To be clear here, this process is something that should be used as a last resort when fsck fails to rebuild a bucket. It’s a very expensive process (lots of CPU and disk used), so be aware of the storage requirements when exporting data. A normal 10GB bucket could easily be 40GB after export.
Splunk’s export tool exports data from a bucket to a raw data format. We’ll want to use a CSV.
splunk cmd exporttool <path_to_bucket> <path_to_temp_storage> -csv
This will export an entire bucket to CSV for us. The key here is the tool handles slice errors gracefully. That means we can have 1000s of corrupted slices and still recover the remaining valid data!
Splunk’s import tool can now be used to create a fresh bucket that does not contain and corrupted slices.
splunk cmd importtool <path_to_bucket> <path_to_csv> --create-bloomfilter
This will recreate an entirely new bucket based on the CSV we created in exporttool. It will be a fully searchable bucket, ready to move in an index location.
Now Automate it!
Following the steps above works well for a small number of buckets. Now imagine if you had to do this for an entire indexer cluster! We needed to automate this to run it against a large number of buckets. Our use case was saving a Windows Indexer Cluster, but the concepts should apply just as well to Linux (and let me know if there’s a desire for some tooling around Linux). I’m by no means a powershell expert, so pull requests against the code are welcomed! I hope some of these tools come in handy.

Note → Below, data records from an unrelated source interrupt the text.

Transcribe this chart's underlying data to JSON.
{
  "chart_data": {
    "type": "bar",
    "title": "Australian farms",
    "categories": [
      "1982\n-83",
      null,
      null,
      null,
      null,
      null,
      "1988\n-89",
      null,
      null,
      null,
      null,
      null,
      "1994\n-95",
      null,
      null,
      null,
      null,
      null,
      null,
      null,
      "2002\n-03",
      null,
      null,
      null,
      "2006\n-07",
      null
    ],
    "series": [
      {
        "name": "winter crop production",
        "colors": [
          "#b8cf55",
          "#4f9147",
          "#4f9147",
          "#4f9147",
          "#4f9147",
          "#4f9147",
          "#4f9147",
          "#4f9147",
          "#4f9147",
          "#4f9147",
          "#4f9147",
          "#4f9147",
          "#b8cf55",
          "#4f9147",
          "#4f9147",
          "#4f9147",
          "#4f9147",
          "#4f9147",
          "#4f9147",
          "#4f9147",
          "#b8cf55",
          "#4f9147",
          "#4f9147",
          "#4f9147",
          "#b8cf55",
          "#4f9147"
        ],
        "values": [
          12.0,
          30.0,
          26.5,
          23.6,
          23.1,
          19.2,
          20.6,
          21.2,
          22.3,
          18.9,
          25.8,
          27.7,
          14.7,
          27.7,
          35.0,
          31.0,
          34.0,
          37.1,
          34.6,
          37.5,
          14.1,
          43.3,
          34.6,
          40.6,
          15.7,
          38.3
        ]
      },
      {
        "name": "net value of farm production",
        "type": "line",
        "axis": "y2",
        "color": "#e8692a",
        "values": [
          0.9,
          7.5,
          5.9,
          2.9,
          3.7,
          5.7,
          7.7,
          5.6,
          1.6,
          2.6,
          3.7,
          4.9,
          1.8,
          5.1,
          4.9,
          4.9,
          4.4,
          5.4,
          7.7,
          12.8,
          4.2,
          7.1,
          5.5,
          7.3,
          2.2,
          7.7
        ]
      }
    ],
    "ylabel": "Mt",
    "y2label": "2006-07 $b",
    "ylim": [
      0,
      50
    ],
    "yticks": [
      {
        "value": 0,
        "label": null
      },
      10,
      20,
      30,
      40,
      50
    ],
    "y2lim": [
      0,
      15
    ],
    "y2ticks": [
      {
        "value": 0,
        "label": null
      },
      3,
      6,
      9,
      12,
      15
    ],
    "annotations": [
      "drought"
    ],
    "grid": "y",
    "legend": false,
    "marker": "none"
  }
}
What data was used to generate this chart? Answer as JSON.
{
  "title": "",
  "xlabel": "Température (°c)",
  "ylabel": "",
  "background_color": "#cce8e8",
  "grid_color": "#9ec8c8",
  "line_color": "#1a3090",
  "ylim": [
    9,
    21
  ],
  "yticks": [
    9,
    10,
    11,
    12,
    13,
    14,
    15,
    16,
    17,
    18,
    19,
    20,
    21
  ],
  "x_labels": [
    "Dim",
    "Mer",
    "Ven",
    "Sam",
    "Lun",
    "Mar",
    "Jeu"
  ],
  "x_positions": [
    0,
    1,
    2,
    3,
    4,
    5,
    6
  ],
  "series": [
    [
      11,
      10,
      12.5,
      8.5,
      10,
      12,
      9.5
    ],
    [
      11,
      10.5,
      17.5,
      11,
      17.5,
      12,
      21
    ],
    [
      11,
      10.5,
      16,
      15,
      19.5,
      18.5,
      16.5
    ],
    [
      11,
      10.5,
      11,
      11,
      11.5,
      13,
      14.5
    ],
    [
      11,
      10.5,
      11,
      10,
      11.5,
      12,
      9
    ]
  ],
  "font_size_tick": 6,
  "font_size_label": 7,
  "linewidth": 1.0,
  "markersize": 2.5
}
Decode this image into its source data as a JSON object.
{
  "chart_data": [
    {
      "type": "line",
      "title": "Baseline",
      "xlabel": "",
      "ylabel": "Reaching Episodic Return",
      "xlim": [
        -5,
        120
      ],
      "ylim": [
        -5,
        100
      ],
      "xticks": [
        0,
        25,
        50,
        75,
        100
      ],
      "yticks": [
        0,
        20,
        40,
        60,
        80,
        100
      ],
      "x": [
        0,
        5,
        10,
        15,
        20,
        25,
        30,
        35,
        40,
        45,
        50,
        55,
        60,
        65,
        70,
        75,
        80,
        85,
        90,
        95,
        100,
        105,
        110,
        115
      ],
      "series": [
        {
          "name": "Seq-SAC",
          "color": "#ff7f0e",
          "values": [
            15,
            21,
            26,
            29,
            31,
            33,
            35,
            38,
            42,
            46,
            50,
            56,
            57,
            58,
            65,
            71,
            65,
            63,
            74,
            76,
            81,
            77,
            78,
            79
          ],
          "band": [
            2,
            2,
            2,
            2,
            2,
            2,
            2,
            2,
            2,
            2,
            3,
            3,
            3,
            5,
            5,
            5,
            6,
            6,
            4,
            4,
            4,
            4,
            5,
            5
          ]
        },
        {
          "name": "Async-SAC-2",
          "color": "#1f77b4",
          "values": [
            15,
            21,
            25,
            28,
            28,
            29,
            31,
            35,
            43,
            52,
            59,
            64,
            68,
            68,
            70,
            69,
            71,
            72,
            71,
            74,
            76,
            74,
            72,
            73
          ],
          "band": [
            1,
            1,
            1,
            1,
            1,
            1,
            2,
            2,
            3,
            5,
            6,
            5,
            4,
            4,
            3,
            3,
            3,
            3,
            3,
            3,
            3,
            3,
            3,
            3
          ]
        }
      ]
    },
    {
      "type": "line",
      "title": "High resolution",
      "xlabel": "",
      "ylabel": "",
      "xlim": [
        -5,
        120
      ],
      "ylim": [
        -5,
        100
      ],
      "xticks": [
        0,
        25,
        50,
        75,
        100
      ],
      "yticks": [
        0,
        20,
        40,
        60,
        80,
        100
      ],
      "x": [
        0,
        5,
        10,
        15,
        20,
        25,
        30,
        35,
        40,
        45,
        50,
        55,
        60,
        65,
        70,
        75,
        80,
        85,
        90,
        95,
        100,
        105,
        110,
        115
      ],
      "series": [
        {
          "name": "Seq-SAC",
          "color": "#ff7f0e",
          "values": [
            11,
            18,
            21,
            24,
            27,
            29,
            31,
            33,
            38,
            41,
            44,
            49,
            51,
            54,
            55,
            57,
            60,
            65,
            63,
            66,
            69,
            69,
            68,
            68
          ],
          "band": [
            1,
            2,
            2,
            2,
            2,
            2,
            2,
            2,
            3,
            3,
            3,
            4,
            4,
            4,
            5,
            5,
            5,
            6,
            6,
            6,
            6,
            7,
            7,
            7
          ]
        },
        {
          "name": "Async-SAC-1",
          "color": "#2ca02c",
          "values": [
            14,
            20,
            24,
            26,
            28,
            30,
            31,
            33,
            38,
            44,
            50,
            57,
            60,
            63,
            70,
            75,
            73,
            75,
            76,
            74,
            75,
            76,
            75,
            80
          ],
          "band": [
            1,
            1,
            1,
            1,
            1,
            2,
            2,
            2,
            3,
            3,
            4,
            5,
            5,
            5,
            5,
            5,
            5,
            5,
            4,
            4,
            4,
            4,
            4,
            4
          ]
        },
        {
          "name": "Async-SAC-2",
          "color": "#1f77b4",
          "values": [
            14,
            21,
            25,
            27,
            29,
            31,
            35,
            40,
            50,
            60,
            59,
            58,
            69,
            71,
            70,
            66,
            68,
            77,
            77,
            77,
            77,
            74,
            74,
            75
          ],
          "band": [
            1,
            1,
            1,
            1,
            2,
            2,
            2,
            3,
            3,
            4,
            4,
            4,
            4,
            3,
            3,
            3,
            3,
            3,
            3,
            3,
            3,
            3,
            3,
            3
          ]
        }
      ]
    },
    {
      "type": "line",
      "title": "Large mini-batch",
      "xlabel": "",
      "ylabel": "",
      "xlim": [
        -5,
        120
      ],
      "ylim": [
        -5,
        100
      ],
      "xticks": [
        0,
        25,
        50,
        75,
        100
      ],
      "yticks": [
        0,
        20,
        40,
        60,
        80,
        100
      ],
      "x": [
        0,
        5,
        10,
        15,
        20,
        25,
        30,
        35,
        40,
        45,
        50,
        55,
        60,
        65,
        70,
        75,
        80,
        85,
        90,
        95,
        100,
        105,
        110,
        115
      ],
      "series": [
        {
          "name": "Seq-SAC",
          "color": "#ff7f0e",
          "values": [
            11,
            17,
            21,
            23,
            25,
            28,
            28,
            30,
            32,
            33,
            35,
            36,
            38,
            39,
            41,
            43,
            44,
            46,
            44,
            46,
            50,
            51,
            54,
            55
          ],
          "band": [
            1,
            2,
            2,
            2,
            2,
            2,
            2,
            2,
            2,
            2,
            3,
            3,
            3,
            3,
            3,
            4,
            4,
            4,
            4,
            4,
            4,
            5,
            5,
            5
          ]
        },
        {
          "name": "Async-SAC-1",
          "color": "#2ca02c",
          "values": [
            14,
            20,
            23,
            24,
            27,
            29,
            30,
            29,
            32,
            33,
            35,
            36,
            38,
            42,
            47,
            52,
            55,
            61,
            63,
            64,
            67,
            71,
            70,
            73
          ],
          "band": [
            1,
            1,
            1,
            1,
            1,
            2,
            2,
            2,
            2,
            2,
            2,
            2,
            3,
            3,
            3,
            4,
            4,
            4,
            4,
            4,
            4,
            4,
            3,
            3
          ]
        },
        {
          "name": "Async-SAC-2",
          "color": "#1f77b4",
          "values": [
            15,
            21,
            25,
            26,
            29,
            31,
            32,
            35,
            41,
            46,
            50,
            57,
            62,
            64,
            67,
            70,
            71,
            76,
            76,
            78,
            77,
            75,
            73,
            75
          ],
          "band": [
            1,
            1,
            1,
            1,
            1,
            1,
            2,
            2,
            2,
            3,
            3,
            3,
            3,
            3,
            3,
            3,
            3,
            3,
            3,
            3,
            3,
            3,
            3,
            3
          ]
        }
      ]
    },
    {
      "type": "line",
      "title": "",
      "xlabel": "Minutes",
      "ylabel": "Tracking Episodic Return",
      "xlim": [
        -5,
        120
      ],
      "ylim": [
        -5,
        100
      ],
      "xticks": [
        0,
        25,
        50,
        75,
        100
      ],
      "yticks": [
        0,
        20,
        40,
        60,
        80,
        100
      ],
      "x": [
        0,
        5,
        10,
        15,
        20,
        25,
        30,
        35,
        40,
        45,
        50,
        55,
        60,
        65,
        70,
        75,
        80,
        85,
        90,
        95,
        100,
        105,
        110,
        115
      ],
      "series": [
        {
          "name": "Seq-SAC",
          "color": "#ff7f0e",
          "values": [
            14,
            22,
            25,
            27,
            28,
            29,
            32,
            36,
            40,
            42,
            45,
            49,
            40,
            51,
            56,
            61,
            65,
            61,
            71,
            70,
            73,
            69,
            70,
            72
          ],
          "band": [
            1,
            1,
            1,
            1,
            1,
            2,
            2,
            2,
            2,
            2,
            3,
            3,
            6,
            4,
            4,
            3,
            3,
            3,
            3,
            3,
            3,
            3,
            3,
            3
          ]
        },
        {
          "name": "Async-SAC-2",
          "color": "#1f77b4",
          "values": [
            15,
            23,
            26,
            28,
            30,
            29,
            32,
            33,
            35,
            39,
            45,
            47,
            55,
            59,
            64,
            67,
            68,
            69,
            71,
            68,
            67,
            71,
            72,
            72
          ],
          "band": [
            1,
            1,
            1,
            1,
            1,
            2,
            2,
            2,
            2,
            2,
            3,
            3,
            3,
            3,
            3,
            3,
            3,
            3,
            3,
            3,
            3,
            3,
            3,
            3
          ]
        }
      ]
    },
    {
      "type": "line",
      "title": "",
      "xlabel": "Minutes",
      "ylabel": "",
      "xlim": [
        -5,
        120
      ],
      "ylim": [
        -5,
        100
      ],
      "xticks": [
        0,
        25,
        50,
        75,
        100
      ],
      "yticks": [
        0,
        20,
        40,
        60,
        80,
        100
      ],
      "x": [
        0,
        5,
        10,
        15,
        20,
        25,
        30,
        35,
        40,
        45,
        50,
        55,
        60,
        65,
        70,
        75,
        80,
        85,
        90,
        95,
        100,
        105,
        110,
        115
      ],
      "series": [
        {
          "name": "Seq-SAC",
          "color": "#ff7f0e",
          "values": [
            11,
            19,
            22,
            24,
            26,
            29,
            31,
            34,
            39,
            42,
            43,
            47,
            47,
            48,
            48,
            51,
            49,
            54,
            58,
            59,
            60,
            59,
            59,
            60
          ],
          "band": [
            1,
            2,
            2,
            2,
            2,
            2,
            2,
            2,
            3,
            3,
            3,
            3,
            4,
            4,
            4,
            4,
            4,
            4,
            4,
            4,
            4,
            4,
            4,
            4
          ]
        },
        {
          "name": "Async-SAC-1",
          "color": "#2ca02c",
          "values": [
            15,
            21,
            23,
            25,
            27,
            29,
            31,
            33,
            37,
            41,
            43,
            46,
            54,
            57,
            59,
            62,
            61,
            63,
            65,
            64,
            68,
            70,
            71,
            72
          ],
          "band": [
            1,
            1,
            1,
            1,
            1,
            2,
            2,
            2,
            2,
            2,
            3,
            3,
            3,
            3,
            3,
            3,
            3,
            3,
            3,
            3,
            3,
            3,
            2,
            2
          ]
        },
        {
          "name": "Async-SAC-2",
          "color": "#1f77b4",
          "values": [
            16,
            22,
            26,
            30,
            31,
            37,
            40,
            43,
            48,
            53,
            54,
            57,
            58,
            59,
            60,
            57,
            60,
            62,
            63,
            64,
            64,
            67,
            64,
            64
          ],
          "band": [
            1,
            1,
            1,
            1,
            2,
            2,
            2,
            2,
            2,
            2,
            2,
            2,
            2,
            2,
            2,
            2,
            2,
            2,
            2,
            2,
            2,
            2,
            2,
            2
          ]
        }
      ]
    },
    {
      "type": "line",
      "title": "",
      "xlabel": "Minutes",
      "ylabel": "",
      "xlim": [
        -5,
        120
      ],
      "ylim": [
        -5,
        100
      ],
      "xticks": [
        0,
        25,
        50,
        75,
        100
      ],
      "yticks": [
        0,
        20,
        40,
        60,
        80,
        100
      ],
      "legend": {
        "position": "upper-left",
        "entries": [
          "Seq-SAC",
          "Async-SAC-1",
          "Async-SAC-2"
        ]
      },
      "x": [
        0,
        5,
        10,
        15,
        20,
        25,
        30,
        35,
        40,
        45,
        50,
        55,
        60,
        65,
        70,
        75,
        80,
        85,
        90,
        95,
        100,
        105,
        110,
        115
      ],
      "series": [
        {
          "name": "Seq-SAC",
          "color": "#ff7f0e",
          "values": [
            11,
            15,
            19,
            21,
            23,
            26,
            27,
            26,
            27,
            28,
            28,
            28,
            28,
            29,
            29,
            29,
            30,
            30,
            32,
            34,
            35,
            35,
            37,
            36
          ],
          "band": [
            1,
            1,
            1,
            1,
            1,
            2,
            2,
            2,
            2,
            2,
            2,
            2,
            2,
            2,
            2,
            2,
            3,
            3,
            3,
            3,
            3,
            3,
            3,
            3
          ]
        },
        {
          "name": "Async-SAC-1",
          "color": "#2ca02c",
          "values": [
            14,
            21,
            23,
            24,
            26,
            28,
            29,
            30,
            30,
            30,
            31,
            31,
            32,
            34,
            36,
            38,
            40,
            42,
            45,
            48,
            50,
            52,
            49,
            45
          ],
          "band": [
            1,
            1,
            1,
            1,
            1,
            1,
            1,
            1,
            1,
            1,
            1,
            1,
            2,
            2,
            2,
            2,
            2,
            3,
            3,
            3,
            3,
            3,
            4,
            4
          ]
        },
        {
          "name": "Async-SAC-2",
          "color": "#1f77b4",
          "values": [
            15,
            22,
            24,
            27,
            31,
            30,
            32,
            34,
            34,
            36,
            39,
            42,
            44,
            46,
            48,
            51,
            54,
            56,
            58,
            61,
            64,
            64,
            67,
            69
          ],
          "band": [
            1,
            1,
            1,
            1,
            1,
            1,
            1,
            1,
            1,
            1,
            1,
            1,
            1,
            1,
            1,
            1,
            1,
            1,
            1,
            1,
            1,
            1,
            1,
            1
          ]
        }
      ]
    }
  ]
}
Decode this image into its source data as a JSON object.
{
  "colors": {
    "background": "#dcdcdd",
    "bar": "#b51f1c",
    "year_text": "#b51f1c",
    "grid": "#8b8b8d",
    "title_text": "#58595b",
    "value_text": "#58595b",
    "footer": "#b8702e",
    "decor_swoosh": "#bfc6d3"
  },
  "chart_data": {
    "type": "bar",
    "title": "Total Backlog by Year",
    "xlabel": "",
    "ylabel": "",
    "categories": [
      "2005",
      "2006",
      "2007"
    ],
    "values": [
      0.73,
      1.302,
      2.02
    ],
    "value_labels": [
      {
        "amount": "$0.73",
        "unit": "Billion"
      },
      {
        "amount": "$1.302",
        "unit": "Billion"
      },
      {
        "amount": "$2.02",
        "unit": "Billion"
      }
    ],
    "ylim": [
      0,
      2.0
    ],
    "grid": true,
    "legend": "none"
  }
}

This tool is the bread and butter of what needs to be done. It wraps the export and import tools in powershell and allows you to specify a directory to operate on. You could move all the know back buckets to a specific directory and fix them while Splunk runs or if 100% of your buckets are broken, operate on them in place. I’d highly recommend backups, but we wouldn’t be here if you had backups anyways!
.\splunk_bucket_recovery_threaded.ps1 -old_path <PATH> -new_path <PATH> -threads <THREADS> -log <LOGFILE> This script takes a source (where you want to run splunk exporttool) and a destination (where you want the well formed buckets to land).
This script depends on Invoke-Parallel. If you’re running with many threads, this WILL use a lot of memory.
This script is pretty simple - It takes a path that contains non-clustered buckets and renames the buckets to cluster aware buckets (Not multi-site though).
.\bucket_rename.ps1 -src <PATH> -guid <GUID> This script takes a path and guid as arguments and finds non clustered buckets and makes them clustered. Path: The splunk index path ("c:\program files\splunk\var\lib\splunk" for example). Right now it operates on an entire volume (not a specific index). Guid: The guid you'd like to append to buckets. This MUST include the leading "_".
This script makes a judgement based on a bucket’s size and moves buckets that appear to have no events in the journal. This comes in handy as export / import tool will make a bucket regardless of if there are non corrupted events to operate on.
\bad_bucket.ps1 -src <Source directory> -dest <where to copy bad buckets> This script looks for buckets under 6000 bytes total and moves them.